In May 2015, Flynn joined the cast of The Bold and the Beautiful in the role of Zende. In November 2016, Flynn announced that he had been cast in the film adaptation of Gretchen McNeil's novel TEN opposite China Anne McClain.

In 2017, Flynn guest starred in episodes of the CBS crime dramas NCIS: New Orleans and MacGyver. Flynn later joined the cast of OWN's The Haves and the Have Nots. On August 17, 2017, Flynn announced on social media that he had chosen to leave The Bold and the Beautiful after two years with the series.
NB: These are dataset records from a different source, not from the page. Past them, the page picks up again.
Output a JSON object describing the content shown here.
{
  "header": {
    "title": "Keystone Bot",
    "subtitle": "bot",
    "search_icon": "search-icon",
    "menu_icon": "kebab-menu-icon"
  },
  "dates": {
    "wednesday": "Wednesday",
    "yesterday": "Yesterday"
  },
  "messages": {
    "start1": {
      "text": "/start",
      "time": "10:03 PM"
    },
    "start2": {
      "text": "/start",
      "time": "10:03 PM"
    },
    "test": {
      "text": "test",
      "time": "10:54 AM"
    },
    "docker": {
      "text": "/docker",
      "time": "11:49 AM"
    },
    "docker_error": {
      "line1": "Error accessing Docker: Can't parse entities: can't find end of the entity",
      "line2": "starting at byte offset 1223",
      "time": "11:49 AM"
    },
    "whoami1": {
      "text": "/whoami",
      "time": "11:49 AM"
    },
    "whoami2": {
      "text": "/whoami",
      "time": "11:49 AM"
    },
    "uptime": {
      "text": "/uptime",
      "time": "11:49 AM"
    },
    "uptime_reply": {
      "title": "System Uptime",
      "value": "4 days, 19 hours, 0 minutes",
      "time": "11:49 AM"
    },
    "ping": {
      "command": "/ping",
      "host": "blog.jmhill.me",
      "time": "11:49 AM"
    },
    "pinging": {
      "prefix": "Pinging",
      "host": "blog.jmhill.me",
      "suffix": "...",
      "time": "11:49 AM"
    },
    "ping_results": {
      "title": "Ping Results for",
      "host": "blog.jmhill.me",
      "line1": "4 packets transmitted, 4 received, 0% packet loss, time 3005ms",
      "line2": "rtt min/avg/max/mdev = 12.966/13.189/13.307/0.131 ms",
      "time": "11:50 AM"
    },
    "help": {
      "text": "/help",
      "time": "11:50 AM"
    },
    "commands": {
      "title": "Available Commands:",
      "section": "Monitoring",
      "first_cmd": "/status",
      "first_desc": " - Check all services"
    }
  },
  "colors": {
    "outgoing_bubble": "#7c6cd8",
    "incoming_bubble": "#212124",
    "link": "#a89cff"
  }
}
In 2018, after appearing in the fourth season finale of How to Get Away with Murder as Gabriel Maddox, Flynn was upped to a series regular for the fifth season.

On February 23, 2021, it was announced that Flynn had been cast as Tevin Wakefield in the second season of the Netflix series Raising Dion, executive produced by Michael B. Jordan. Later that day, it was also announced that Flynn had booked a recurring role of in the fourth and final season of Justin Simien's Dear White People, also distributed by Netflix. Flynn joined the cast of Gloria Calderón Kellett With Love, produced by Amazon Studios. In 2023, Flynn joined the cast of NBC's Chicago Fire in the recurring role of Derrick Gibson. However, the character's arc was short lived and Flynn was written out after six episodes. While he was "sad" to leave the role, Flynn hoped to work executive producer Dick Wolf again in the future. In May 2024, Flynn was cast as real-life gangster Frank Lucas in Godfather of Harlem.

==Personal life==
Flynn is Cuban, Irish and African-American. He has a daughter, Kimiko (b. December 12, 2014). In 2015, Kimiko appeared with Flynn in a Christmas themed photo shoot for CBS Soaps In Depth.

==Filmography==
===Film===

| Year | Title | Role | Notes |
| 2014 | Two-A-Days | Quarterback | Short film |
| 2019 | A Madea Family Funeral | Jesse |  |
| 1/2 New Year | Bishop Miller |  |
| 2022 | Fantasy Football | Anderson Fisher |  |

===Television===

| Year | Title | Role | Notes |
| 2014 | Drumline: A New Beat | Leon | Television film |
| 2015–2017 | The Bold and the Beautiful | Zende Forrester Dominguez | Series regular |
| 2017 | Ten: Murder Island | TJ | Television film |
| NCIS: New Orleans | Jonathan Rudd | Episode: "Knockout" |
| MacGyver | Kalei | Episode: "Flashlight" |
| 2017–2019 | The Haves and the Have Nots | RK | Recurring role (seasons 5–6) |
| 2018 | The Thinning: New World Order | Jack | Web film |
| 2018–2020 | How to Get Away with Murder | Gabriel Maddox | Guest (season 4), main (seasons 5–6); 31 episodes |
| 2019 | A Christmas Duet | Jesse Collins | Television film |
| 2020 | Family Reunion | Tony Olsen | Episode: "Remember Cousin Kenya?" |
| 2021 | Dear White People | David | Recurring role (season 4) |
| With Love | Santiago Zayas | Series regular |
| 2022 | The Rookie | Morris Mackey | Episode: "End Game" |
| Raising Dion | Tevin Wakefield | Recurring role (season 2) |
| 2024 | Chicago Fire | Derrick Gibson | Recurring role (season 12) |
| 2025 | Godfather of Harlem | Frank Lucas | Recurring role (season 4) |
| Side Quest | Mike | Episode: "Pull List" |
| 2026 | Imperfect Women | Jordan | Recurring role |

== Discography ==

=== Singles ===

==== As lead artist ====

Title: Year; Album
"Brand New": 2019; Non-album singles
"Keep Me In Mind": 2020
"Drunk With You"
"Slide": 2022

==== As featured artist ====

| Title | Year | Album |
|---|---|---|
| "Angels" (Elijah Blake feat. Rome Flynn) | 2021 | The Neon Eon |
| "Can You Stand The Rain" (Will Gittens feat. Rome Flynn) | 2022 | Acoustic Covers |
| "I Wanna Know" (Will Gittens feat. Rome Flynn) | 2023 | Acoustic Covers 2 |

==Awards and nominations==

| Year | Award | Category | Work | Result | Ref. |
|---|---|---|---|---|---|
| 2018 | Daytime Emmy Award | Outstanding Younger Actor in a Drama Series | The Bold and the Beautiful | Won |  |

On Friday, February 14, 2025, he participated in the NBA All Star Celebrity Basketball Game, as a member of Team Bonds, coached by former MLB player Barry Bonds. Rome dazzled with fade away jumpers, deep 3’s, driving layups, and no-look passes, leading to his naming as the Celebrity Game MVP. Team Bonds defeated Team Rice, coached by former NFL wide receiver, Jerry Rice, by a score of 66-55.